На ней было какое-то платье, какое — он не заметил. Если бы его спросили, он мог бы только сказать, что платье Надежде очень шло. Она совсем не загорела, белое лицо, белая шея. Нездешняя и далекая, хотя стояла рядом.
— Вот я и приехала, — сказала Надежда, — раньше, чем обещала.
Андрей улыбался:
— Это здорово! Надолго?
— Еще не знаю. Подрядилась оформлять спектакль в вашем кукольном театре. Предложили Куйбышев, Казань или Краснодар. Я выбрала Краснодар.
— Чудеса! — воскликнул Андрей. — Кто сказал, что чудес не бывает?
— Не я, — подхватила Надежда.
— Вы обедали? — входя в роль хозяина, спросил Андрей.
— Нет еще.
— Тогда пошли обедать.
— Куда?
— Ко мне домой.
— Но…
— Удобно, удобно, — перебил он Надежду. — Бабушка нас накормит. Кстати, вы ей понравились.
— Когда же это я успела?
— Вы еще не знаете нашу бабушку — проницательнейший человек.
По пути они зашли в гастроном, и Андрей купил бутылку «кубанского полусладкого» с воинственным казаком на этикетке.
— Я тоже выполняю обещание, — он показал бутылку. — Помните?
— Помню, — кивнула Надежда. — Непьющий знаток вин.
Они улыбались, глядя друг на друга, и со стороны казались, наверное, глуповатыми. Но они не смотрели на себя со стороны.
Бабушка накрыла круглый стол в гостиной и сама села с молодыми людьми пообедать. Надела ослепительный передник, выпила рюмку вина и выглядела весьма внушительно — седовласая, прямая в свои шестьдесят лет.
Андрей все это оценил. Если бы девушка не понравилась ей, бабуля бы с ними не села и ослепительного передника не надела. А тут даже старалась говорить любезности. Не без значения заметила, что они в один день именинницы (бабушку звали Вера Андреевна).
Потом бабушка ушла на кухню, а Надежда и Андрей еще сидели за столом.
— Вы сейчас не тренируетесь? — спросила Надежда.

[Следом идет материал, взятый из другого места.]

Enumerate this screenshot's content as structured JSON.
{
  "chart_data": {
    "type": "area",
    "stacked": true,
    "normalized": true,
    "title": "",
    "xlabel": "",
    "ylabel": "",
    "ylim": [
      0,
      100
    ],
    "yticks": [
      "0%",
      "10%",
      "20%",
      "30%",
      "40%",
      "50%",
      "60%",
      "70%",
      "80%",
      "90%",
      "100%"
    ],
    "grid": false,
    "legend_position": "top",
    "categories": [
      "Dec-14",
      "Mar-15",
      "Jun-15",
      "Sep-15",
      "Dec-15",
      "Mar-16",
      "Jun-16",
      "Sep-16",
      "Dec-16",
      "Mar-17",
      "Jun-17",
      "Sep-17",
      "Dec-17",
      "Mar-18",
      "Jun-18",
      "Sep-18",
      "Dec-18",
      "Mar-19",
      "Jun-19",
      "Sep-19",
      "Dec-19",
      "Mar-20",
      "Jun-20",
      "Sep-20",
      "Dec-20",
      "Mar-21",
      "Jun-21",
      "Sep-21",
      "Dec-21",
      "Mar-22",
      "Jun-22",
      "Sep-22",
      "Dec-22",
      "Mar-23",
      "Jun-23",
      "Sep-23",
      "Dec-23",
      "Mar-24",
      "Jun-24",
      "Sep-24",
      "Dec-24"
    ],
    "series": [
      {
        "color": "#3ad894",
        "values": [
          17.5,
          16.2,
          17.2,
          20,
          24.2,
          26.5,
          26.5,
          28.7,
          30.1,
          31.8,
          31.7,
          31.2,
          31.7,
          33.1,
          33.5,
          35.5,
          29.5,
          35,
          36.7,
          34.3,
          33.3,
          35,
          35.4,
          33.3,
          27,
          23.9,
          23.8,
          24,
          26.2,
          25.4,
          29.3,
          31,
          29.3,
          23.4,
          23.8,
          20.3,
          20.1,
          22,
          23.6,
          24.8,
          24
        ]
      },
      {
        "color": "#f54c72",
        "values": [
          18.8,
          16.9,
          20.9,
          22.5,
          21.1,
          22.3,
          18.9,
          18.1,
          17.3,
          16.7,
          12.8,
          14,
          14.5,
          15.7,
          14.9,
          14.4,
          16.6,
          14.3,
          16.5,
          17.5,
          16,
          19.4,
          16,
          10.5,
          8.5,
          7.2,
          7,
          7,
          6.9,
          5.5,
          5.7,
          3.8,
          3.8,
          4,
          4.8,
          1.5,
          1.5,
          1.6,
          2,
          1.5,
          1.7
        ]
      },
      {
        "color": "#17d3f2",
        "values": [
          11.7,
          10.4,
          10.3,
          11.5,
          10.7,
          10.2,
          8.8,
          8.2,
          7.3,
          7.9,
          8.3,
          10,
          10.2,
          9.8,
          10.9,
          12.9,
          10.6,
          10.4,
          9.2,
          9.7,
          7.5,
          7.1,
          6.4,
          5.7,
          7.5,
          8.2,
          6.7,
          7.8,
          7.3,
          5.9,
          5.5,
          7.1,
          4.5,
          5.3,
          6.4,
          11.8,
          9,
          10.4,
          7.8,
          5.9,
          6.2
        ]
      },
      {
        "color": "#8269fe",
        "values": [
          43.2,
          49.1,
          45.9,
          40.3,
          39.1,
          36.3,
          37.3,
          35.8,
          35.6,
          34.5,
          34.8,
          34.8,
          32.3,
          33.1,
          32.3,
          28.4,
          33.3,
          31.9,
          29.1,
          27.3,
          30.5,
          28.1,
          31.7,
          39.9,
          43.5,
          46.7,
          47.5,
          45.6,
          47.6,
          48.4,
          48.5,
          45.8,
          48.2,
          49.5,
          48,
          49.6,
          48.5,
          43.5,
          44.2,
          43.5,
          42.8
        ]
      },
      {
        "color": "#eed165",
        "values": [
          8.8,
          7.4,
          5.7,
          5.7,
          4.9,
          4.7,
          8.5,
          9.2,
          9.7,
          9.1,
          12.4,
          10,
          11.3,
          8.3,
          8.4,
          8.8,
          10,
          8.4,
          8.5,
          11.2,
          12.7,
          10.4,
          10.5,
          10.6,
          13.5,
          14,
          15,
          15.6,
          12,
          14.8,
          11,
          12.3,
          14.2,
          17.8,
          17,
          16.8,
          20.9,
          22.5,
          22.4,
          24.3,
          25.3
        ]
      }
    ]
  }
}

— Антракт. А вы почему решили?
— Пьете, — она кивнула на бутылку.
— Это пустяки.
— Впереди, наверное, нет серьезных соревнований?
— И есть и нет.
— То есть?
— Впереди — первенство Европы.
— Куда серьезней.
— До первенства отборочные соревнования.
Надежда слушала заинтересованно.
— Иван Филиппович, мой тренер, — продолжал Андрей, — полагал, что у меня есть шансы выиграть на отборочных и попасть в команду, которая будет выступать на первенстве Европы. Но когда я влез в испытания нашего агрегата… Нашего — это, конечно, сильно сказано, — поправился Андрей. — Я там слесарил, помогал дяде Коле… Я писал вам… Так вот, с Иваном Филипповичем мы поругались.
— Из-за чего? — удивилась Надежда.
— Понимаете, он хочет, чтобы я занимался только боксом, а все остальное бросил. Хотя бы на время. На несколько лет. Он даже выхлопотал мне академический отпуск в институте. Я отказался. Мне институт и даже работа в мастерских не мешали заниматься спортом. Были хвосты из-за разъездов. Но хвосты бывают и у тех, кто сидит на одном месте… В общем, Иван Филиппович, кажется, потерял ко мне интерес, и я не уверен, что меня вызовут на отборочные.
— А вы сами как думаете: победите на этих…
— На отборочных?
— Да, на отборочных.
— Думаю, что выиграл бы.
— Так надо ехать.
— Вы считаете?
— Я честолюбива, — говорила Надежда, улыбаясь, — с удовольствием всем рассказывала бы, что среди моих друзей — чемпион Европы. Отблеск вашей славы немножко согревал бы и меня.
«Подсмеивается», — решил Андрей.
— Это случится не раньше, — сказал он, — чем вы станете знаменитой художницей. Я тоже не лишен честолюбия и не откажусь погреться в лучах вашей славы.